The New Zealand gained against its Australian counterpart after the Reserve Bank of Australia kept interest rates on hold, while leaving a future cut on the table if slowing growth and inflation get out of hand.
The kiwi rose to 80.88 Australian cents at 5pm in Wellington from 80.66 cents immediately before the announcement, and down from 81.10 cents yesterday. It fell to 84.12 US cents from 84.46 cents at 8am and 84.55 cents yesterday.
The RBA kept the target cash rate at 3 percent today, with governor Glenn Stevens saying "substantial easing" through last year meant the board did not need to cut further.
Still, the central bank will "assess the outlook and adjust policy as needed to foster sustainable growth in demand and inflation outcomes consistent with the target over time", he says. The RBA will update its economic forecasts later this week.
"It's negative for the Aussie by leaving the door open for a cut in March," says Imre Speizer, market strategist at Westpac Banking in Auckland. "The kiwi/Aussie cross may have another leg to it."
Mr Speizer sees the kiwi rising to at least 82.60 Australian cents this year as the transTasman economies trade places, with the New Zealand's recovery underpinned by the Canterbury rebuild and Auckland housing boom and the end of Australia's mining boom coming into view.
Adding to the lustre of New Zealand as an investment destination is its relatively high returns. The yield on New Zealand's 10-year government bond was 3.8 percent as at 5pm in Wellington, 29 basis points above its Australian equivalent.

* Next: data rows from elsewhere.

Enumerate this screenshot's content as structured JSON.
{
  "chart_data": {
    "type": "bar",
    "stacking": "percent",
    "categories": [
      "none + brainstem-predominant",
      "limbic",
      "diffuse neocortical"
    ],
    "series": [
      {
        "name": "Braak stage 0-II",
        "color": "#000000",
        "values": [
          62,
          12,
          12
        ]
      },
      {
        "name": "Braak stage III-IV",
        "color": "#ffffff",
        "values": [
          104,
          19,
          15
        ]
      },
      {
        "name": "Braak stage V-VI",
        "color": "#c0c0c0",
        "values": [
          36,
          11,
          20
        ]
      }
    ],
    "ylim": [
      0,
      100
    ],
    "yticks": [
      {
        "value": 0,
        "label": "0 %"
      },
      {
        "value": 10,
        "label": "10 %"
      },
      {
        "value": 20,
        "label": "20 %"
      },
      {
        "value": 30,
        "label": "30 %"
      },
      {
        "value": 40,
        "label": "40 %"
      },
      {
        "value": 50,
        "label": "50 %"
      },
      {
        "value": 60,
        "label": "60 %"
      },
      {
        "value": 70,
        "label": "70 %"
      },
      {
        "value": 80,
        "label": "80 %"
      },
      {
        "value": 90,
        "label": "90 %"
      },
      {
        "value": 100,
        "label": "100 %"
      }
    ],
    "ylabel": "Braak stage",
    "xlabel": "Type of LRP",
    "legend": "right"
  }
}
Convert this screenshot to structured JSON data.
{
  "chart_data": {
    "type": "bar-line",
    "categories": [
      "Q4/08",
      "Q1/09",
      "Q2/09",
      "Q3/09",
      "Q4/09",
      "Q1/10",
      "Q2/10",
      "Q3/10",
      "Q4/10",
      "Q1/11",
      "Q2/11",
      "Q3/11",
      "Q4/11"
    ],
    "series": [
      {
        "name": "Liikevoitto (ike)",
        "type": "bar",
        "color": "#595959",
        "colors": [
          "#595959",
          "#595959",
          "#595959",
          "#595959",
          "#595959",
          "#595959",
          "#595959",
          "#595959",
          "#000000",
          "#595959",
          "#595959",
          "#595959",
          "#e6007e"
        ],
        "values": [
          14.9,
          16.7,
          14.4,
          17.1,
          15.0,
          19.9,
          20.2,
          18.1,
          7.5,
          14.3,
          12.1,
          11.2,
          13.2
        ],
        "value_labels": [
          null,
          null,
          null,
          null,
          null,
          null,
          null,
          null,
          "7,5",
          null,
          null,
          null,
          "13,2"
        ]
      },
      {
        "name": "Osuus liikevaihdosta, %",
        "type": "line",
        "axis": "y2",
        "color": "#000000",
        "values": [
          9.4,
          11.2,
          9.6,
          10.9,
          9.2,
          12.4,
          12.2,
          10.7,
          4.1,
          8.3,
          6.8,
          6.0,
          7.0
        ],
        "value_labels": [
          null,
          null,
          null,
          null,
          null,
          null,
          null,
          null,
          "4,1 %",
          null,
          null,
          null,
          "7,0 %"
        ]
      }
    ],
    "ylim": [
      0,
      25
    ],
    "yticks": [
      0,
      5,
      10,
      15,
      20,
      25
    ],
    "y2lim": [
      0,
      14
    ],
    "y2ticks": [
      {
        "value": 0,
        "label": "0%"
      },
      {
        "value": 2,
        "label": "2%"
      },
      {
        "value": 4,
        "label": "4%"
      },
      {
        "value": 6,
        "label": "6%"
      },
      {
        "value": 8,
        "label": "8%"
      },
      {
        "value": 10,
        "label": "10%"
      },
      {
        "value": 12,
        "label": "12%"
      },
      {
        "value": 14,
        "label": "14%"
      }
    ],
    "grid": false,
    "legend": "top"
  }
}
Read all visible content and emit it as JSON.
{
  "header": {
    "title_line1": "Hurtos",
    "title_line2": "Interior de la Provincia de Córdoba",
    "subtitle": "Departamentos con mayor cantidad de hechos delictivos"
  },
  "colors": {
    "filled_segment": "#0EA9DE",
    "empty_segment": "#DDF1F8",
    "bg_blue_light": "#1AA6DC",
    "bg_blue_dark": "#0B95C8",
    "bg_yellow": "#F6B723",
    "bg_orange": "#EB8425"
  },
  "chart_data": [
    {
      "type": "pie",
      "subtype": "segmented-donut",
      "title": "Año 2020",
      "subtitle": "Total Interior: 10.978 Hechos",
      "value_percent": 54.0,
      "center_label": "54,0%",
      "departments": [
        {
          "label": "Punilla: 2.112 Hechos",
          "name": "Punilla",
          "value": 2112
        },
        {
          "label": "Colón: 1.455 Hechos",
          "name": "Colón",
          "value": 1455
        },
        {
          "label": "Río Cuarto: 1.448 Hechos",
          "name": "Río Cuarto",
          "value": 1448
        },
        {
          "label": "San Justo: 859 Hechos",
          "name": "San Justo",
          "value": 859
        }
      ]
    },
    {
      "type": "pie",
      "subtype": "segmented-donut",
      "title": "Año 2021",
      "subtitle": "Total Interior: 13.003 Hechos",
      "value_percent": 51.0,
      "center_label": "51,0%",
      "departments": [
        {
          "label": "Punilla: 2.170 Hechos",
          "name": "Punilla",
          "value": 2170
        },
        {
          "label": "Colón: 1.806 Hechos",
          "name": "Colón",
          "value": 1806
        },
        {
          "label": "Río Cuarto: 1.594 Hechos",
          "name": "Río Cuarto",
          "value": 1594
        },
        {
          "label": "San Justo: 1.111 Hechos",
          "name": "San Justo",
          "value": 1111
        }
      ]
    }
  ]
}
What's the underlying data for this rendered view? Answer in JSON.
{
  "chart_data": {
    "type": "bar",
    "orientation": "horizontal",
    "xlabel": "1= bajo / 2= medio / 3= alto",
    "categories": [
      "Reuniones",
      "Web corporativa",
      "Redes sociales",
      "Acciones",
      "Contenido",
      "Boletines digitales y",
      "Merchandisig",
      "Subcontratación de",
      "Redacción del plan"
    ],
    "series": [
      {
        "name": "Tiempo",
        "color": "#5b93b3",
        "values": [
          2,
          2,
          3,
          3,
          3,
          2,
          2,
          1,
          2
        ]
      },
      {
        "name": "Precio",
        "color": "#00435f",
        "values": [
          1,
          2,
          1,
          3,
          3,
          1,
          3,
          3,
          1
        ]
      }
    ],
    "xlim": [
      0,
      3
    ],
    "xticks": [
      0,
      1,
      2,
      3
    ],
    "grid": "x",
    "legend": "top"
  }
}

Investors largely ignored New Zealand employment data showing a 0.5 percent increase in wage costs in the December quarter. That comes ahead of the household labour force survey on Thursday, which is expected to show a headline unemployment rate of 7 percent.
The kiwi fell to 77.68 yen from 78.40 yen yesterday and climbed to 62.35 euro cents from 62.03 cents. It declined to 53.40 British pence from 53.85 pence yesterday, and the trade-weighted index slipped to 75.95 from 76.16.